Una delle regine dell’epoca, ricordata quale amante dei cosmetici e della moda ed icona di stile, fu Maria Antonietta (1755-1793). La sovrana, famosa per le sue parrucche, per i bellissimi abiti, ma anche per la sua straordinaria bellezza, incarnava lo stereotipo di raffinatezza e di donna del Settecento.

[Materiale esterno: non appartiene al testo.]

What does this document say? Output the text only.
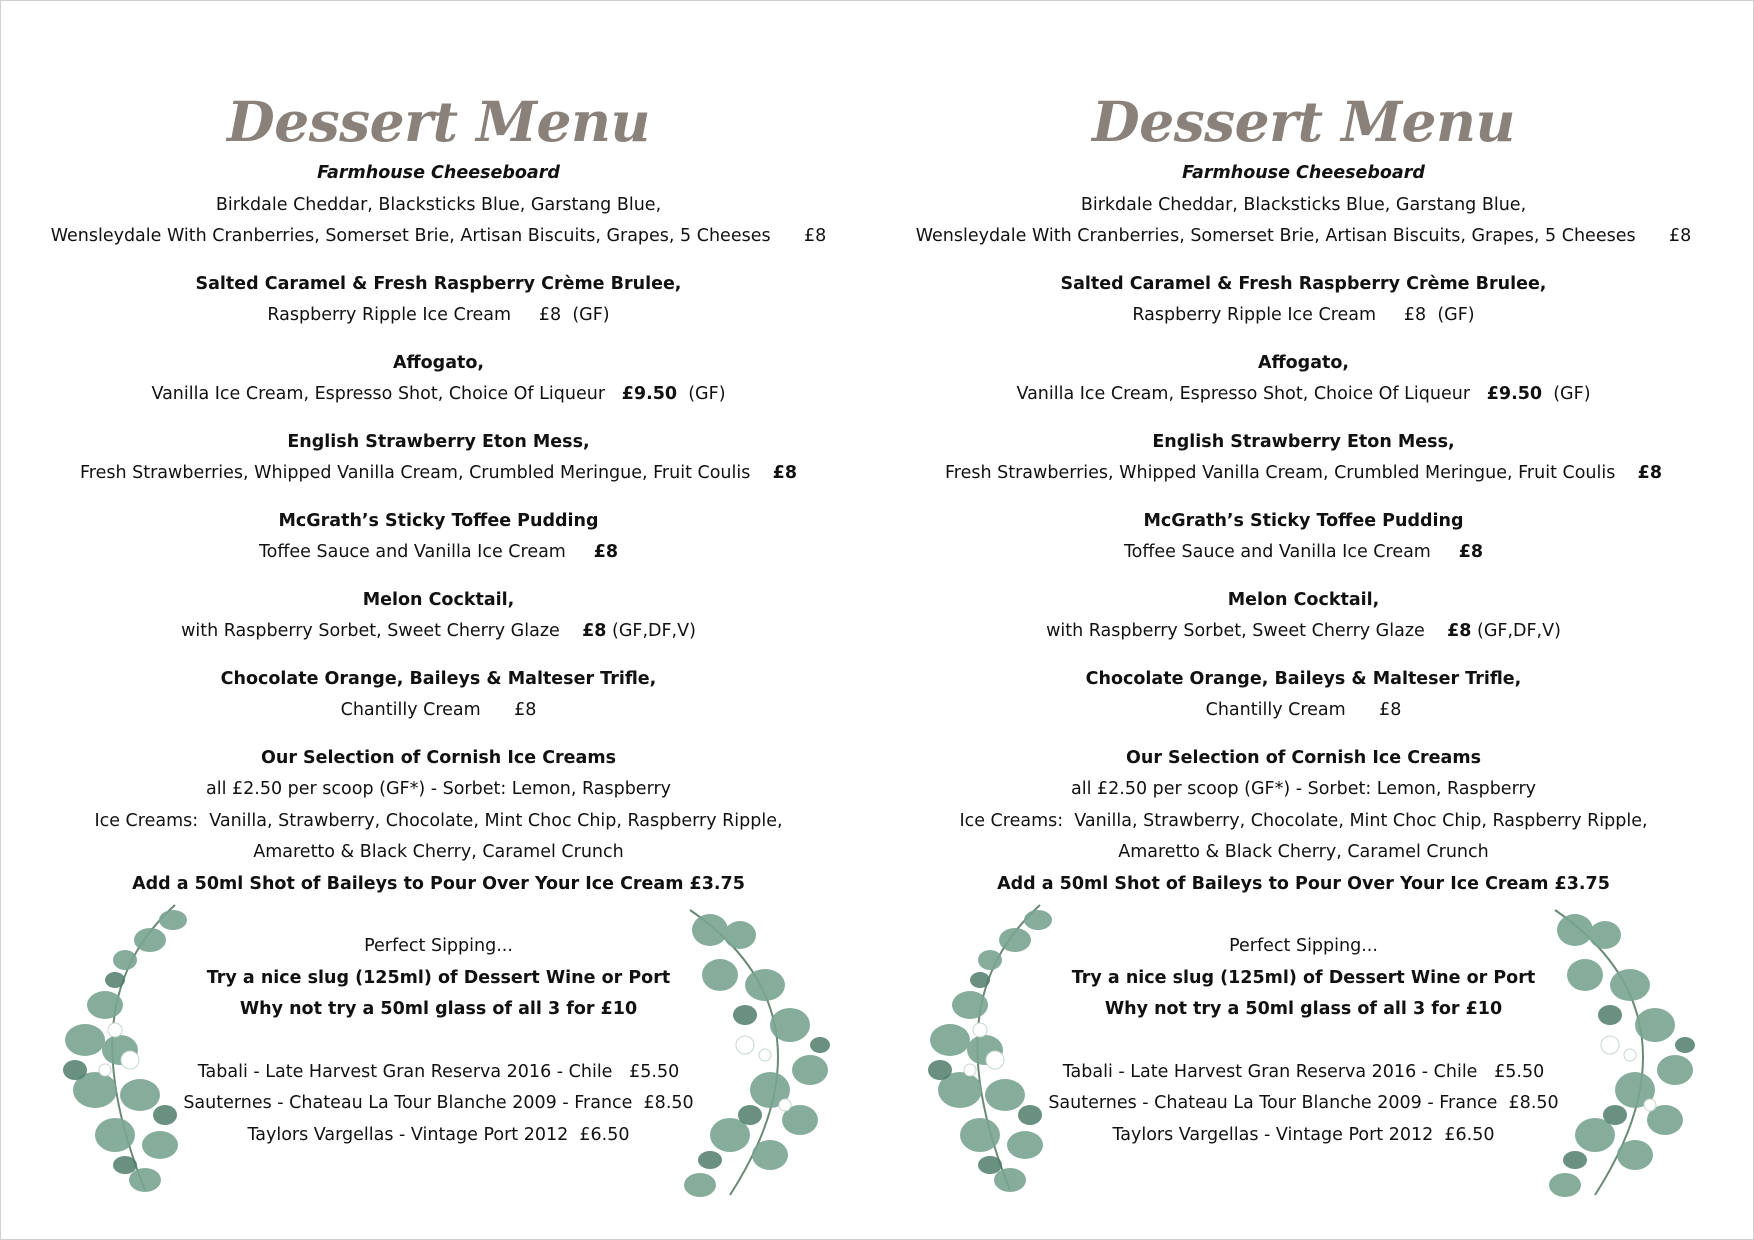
Dessert Menu
Farmhouse Cheeseboard
Birkdale Cheddar, Blacksticks Blue, Garstang Blue,
Wensleydale With Cranberries, Somerset Brie, Artisan Biscuits, Grapes, 5 Cheeses £8
Salted Caramel & Fresh Raspberry Crème Brulee,
Raspberry Ripple Ice Cream £8 (GF)
Affogato,
Vanilla Ice Cream, Espresso Shot, Choice Of Liqueur £9.50 (GF)
English Strawberry Eton Mess,
Fresh Strawberries, Whipped Vanilla Cream, Crumbled Meringue, Fruit Coulis £8
McGrath’s Sticky Toffee Pudding
Toffee Sauce and Vanilla Ice Cream £8
Melon Cocktail,
with Raspberry Sorbet, Sweet Cherry Glaze £8 (GF,DF,V)
Chocolate Orange, Baileys & Malteser Trifle,
Chantilly Cream £8
Our Selection of Cornish Ice Creams
all £2.50 per scoop (GF*) - Sorbet: Lemon, Raspberry
Ice Creams:  Vanilla, Strawberry, Chocolate, Mint Choc Chip, Raspberry Ripple,
Amaretto & Black Cherry, Caramel Crunch
Add a 50ml Shot of Baileys to Pour Over Your Ice Cream £3.75
Perfect Sipping...
Try a nice slug (125ml) of Dessert Wine or Port
Why not try a 50ml glass of all 3 for £10
Tabali - Late Harvest Gran Reserva 2016 - Chile   £5.50
Sauternes - Chateau La Tour Blanche 2009 - France  £8.50
Taylors Vargellas - Vintage Port 2012  £6.50
Dessert Menu
Farmhouse Cheeseboard
Birkdale Cheddar, Blacksticks Blue, Garstang Blue,
Wensleydale With Cranberries, Somerset Brie, Artisan Biscuits, Grapes, 5 Cheeses £8
Salted Caramel & Fresh Raspberry Crème Brulee,
Raspberry Ripple Ice Cream £8 (GF)
Affogato,
Vanilla Ice Cream, Espresso Shot, Choice Of Liqueur £9.50 (GF)
English Strawberry Eton Mess,
Fresh Strawberries, Whipped Vanilla Cream, Crumbled Meringue, Fruit Coulis £8
McGrath’s Sticky Toffee Pudding
Toffee Sauce and Vanilla Ice Cream £8
Melon Cocktail,
with Raspberry Sorbet, Sweet Cherry Glaze £8 (GF,DF,V)
Chocolate Orange, Baileys & Malteser Trifle,
Chantilly Cream £8
Our Selection of Cornish Ice Creams
all £2.50 per scoop (GF*) - Sorbet: Lemon, Raspberry
Ice Creams:  Vanilla, Strawberry, Chocolate, Mint Choc Chip, Raspberry Ripple,
Amaretto & Black Cherry, Caramel Crunch
Add a 50ml Shot of Baileys to Pour Over Your Ice Cream £3.75
Perfect Sipping...
Try a nice slug (125ml) of Dessert Wine or Port
Why not try a 50ml glass of all 3 for £10
Tabali - Late Harvest Gran Reserva 2016 - Chile   £5.50
Sauternes - Chateau La Tour Blanche 2009 - France  £8.50
Taylors Vargellas - Vintage Port 2012  £6.50
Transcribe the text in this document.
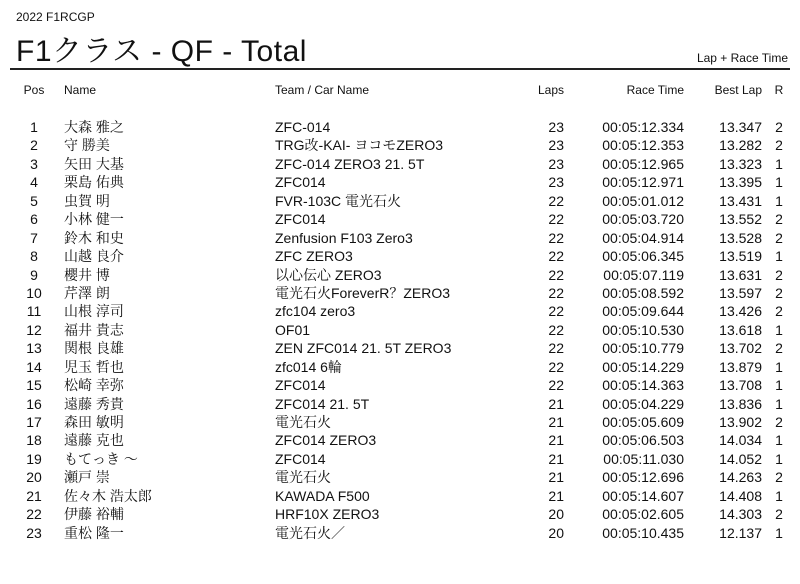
2022 F1RCGP
F1クラス - QF - Total	Lap + Race Time
Pos	Name	Team / Car Name	Laps	Race Time	Best Lap R
1	大森 雅之	ZFC-014	23	00:05:12.334	13.347 2
2	守 勝美	TRG改-KAI- ヨコモZERO3	23	00:05:12.353	13.282 2
3	矢田 大基	ZFC-014 ZERO3 21. 5T	23	00:05:12.965	13.323 1
4	栗島 佑典	ZFC014	23	00:05:12.971	13.395 1
5	虫賀 明	FVR-103C 電光石火	22	00:05:01.012	13.431 1
6	小林 健一	ZFC014	22	00:05:03.720	13.552 2
7	鈴木 和史	Zenfusion F103 Zero3	22	00:05:04.914	13.528 2
8	山越 良介	ZFC ZERO3	22	00:05:06.345	13.519 1
9	櫻井 博	以心伝心 ZERO3	22	00:05:07.119	13.631 2
10	芹澤 朗	電光石火ForeverR？ZERO3	22	00:05:08.592	13.597 2
11	山根 淳司	zfc104 zero3	22	00:05:09.644	13.426 2
12	福井 貴志	OF01	22	00:05:10.530	13.618 1
13	関根 良雄	ZEN ZFC014 21. 5T ZERO3	22	00:05:10.779	13.702 2
14	児玉 哲也	zfc014 6輪	22	00:05:14.229	13.879 1
15	松崎 幸弥	ZFC014	22	00:05:14.363	13.708 1
16	遠藤 秀貴	ZFC014 21. 5T	21	00:05:04.229	13.836 1
17	森田 敏明	電光石火	21	00:05:05.609	13.902 2
18	遠藤 克也	ZFC014 ZERO3	21	00:05:06.503	14.034 1
19	もてっき ～	ZFC014	21	00:05:11.030	14.052 1
20	瀬戸 崇	電光石火	21	00:05:12.696	14.263 2
21	佐々木 浩太郎	KAWADA F500	21	00:05:14.607	14.408 1
22	伊藤 裕輔	HRF10X ZERO3	20	00:05:02.605	14.303 2
23	重松 隆一	電光石火／	20	00:05:10.435	12.137 1
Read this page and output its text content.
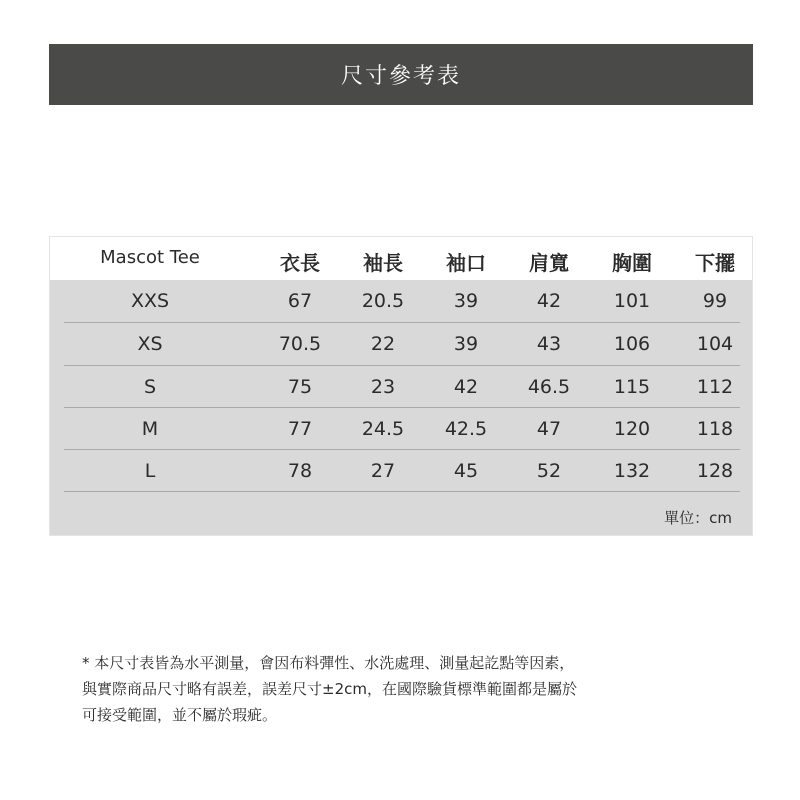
尺寸參考表
Mascot Tee	衣長	袖長	袖口	肩寬	胸圍	下擺
XXS	67	20.5	39	42	101	99
XS	70.5	22	39	43	106	104
S	75	23	42	46.5	115	112
M	77	24.5	42.5	47	120	118
L	78	27	45	52	132	128
單位：cm

* 本尺寸表皆為水平測量，會因布料彈性、水洗處理、測量起訖點等因素，

與實際商品尺寸略有誤差，誤差尺寸±2cm，在國際驗貨標準範圍都是屬於

可接受範圍，並不屬於瑕疵。
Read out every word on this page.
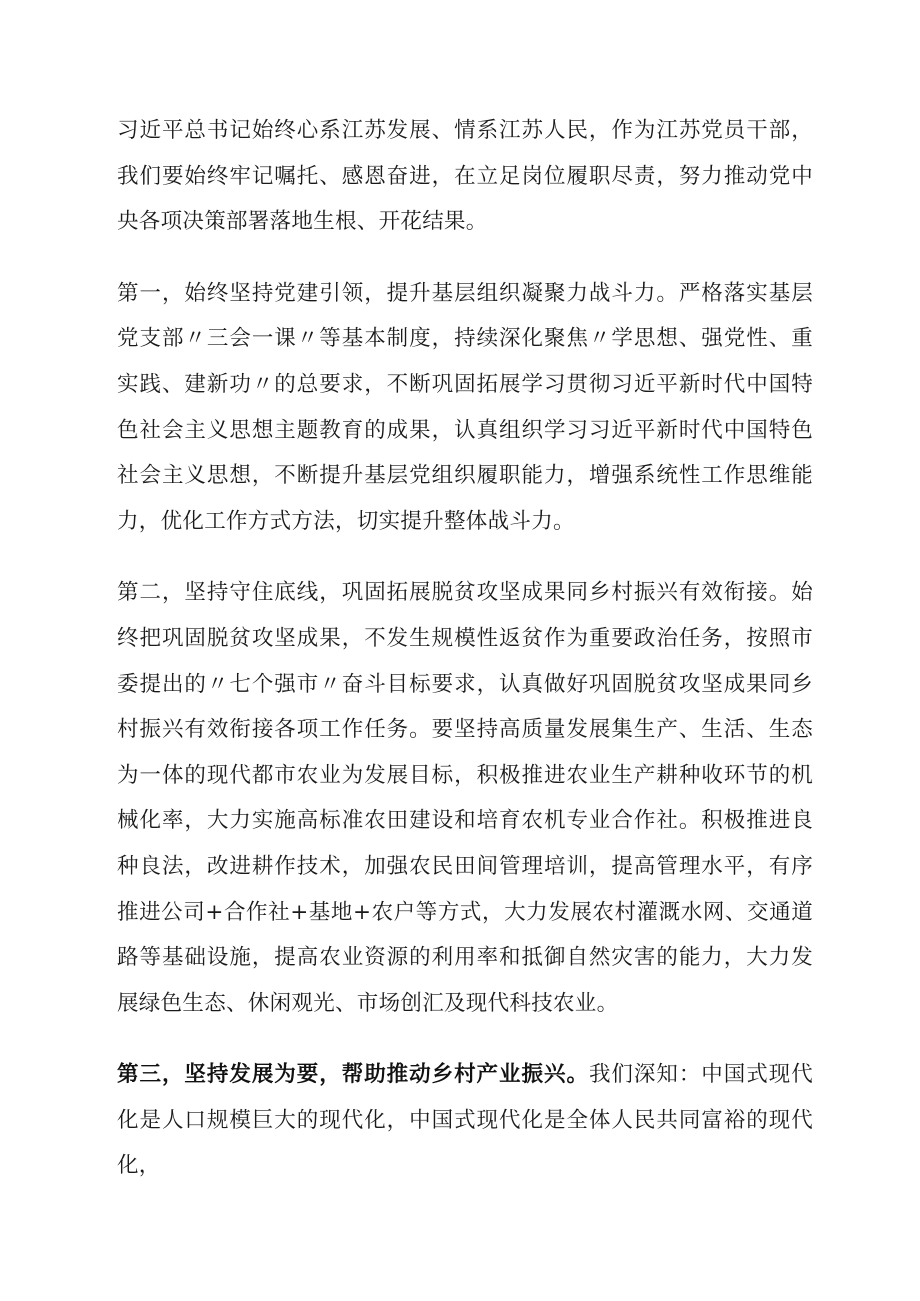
习近平总书记始终心系江苏发展、情系江苏人民，作为江苏党员干部，我们要始终牢记嘱托、感恩奋进，在立足岗位履职尽责，努力推动党中央各项决策部署落地生根、开花结果。

第一，始终坚持党建引领，提升基层组织凝聚力战斗力。严格落实基层党支部〃三会一课〃等基本制度，持续深化聚焦〃学思想、强党性、重实践、建新功〃的总要求，不断巩固拓展学习贯彻习近平新时代中国特色社会主义思想主题教育的成果，认真组织学习习近平新时代中国特色社会主义思想，不断提升基层党组织履职能力，增强系统性工作思维能力，优化工作方式方法，切实提升整体战斗力。

第二，坚持守住底线，巩固拓展脱贫攻坚成果同乡村振兴有效衔接。始终把巩固脱贫攻坚成果，不发生规模性返贫作为重要政治任务，按照市委提出的〃七个强市〃奋斗目标要求，认真做好巩固脱贫攻坚成果同乡村振兴有效衔接各项工作任务。要坚持高质量发展集生产、生活、生态为一体的现代都市农业为发展目标，积极推进农业生产耕种收环节的机械化率，大力实施高标准农田建设和培育农机专业合作社。积极推进良种良法，改进耕作技术，加强农民田间管理培训，提高管理水平，有序推进公司+合作社+基地+农户等方式，大力发展农村灌溉水网、交通道路等基础设施，提高农业资源的利用率和抵御自然灾害的能力，大力发展绿色生态、休闲观光、市场创汇及现代科技农业。

第三，坚持发展为要，帮助推动乡村产业振兴。我们深知：中国式现代化是人口规模巨大的现代化，中国式现代化是全体人民共同富裕的现代化，
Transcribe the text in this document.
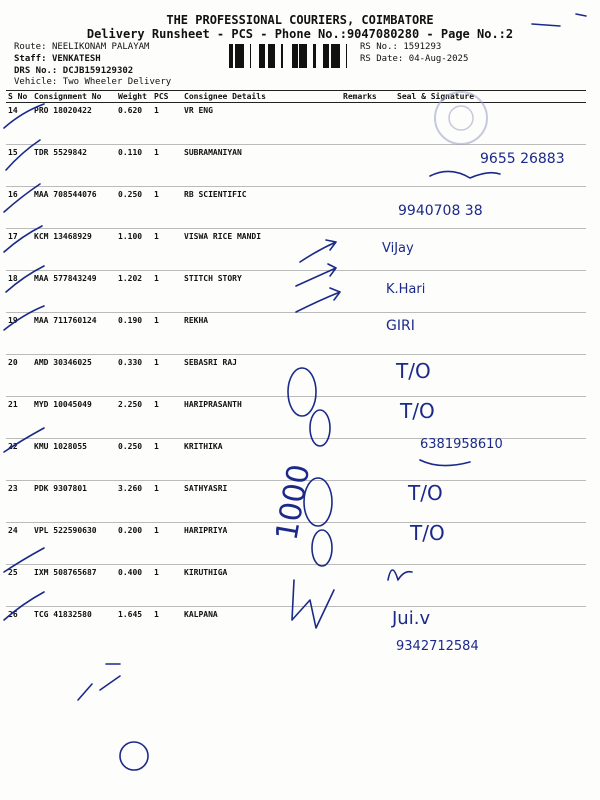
THE PROFESSIONAL COURIERS, COIMBATORE
Delivery Runsheet - PCS - Phone No.:9047080280 - Page No.:2
Route: NEELIKONAM PALAYAM
Staff: VENKATESH
DRS No.: DCJB159129302
Vehicle: Two Wheeler Delivery
RS No.: 1591293
RS Date: 04-Aug-2025
S No	Consignment No	Weight	PCS	Consignee Details	Remarks	Seal & Signature
14	PRO 18020422	0.620	1	VR ENG		
15	TDR 5529842	0.110	1	SUBRAMANIYAN		
16	MAA 708544076	0.250	1	RB SCIENTIFIC		
17	KCM 13468929	1.100	1	VISWA RICE MANDI		
18	MAA 577843249	1.202	1	STITCH STORY		
19	MAA 711760124	0.190	1	REKHA		
20	AMD 30346025	0.330	1	SEBASRI RAJ		
21	MYD 10045049	2.250	1	HARIPRASANTH		
22	KMU 1028055	0.250	1	KRITHIKA		
23	PDK 9307801	3.260	1	SATHYASRI		
24	VPL 522590630	0.200	1	HARIPRIYA		
25	IXM 508765687	0.400	1	KIRUTHIGA		
26	TCG 41832580	1.645	1	KALPANA		
9655 26883
9940708 38
ViJay
K.Hari
GIRI
T/O
T/O
6381958610
T/O
T/O
Jui.v
9342712584
1000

In Italia, soprattutto a Venezia, centro più elegante dell’epoca, si adoperavano profumi e cosmetici più che in altro luogo ed anche lì, come in Francia, erano presenti i cosiddetti cicisbei, ovvero uomini molto truccati, quasi quanto le donne, che portavano sempre con loro l’indispensabile kit per il trucco: scatoletta con la cerussa bianca, la cipria, il rouge per labbra e zigomi, nonché gli immancabili nei posticci. Venezia, come Parigi, era considerata uno dei centri di maggior produzione e commercio di prodotti cosmetici. Grazie alle colonie (soprattutto quelle ioniche) in suo possesso ed ai rapporti commerciali con l’Oriente, la Serenissima poteva approvvigionarsi delle materie prime necessarie alla produzione di cosmetici e profumi. “Nel corso del XVIII secolo, Venezia produceva ed esportava enormi quantità di cipria e la città era molto attenta a conservare la posizione di preminenza. Il governo della Serenissima Repubblica emanò molti decreti alla fine del XVII e nel XVIII secolo, concedendo monopoli e imponendo tasse sull’importazione. Nonostante la rivale francese ed i numerosi commerci intrapresi dalle varie corti europee, i cosmetici italiani non avevano ancora perso del tutto il loro monopolio. Il rouge brillante detto rouge italiano era utilizzato in gran quantità. Disponibile in dodici diverse sfumature, richiedeva quasi un’ora per essere applicato interamente, e lo si spargeva con un largo pennello non solo sulle guance ma anche sul mento, la fronte, le narici, i lobi delle orecchie, sulle spalle, ed anche sui palmi delle mani e persino tra le dita. Mentre le donne italiane si affidavano più a polveri per il viso dalle sfumature rosate che non rosse, di queste si dice che nel 1781 le donne francesi ne consumassero due milioni di vasetti l’anno!”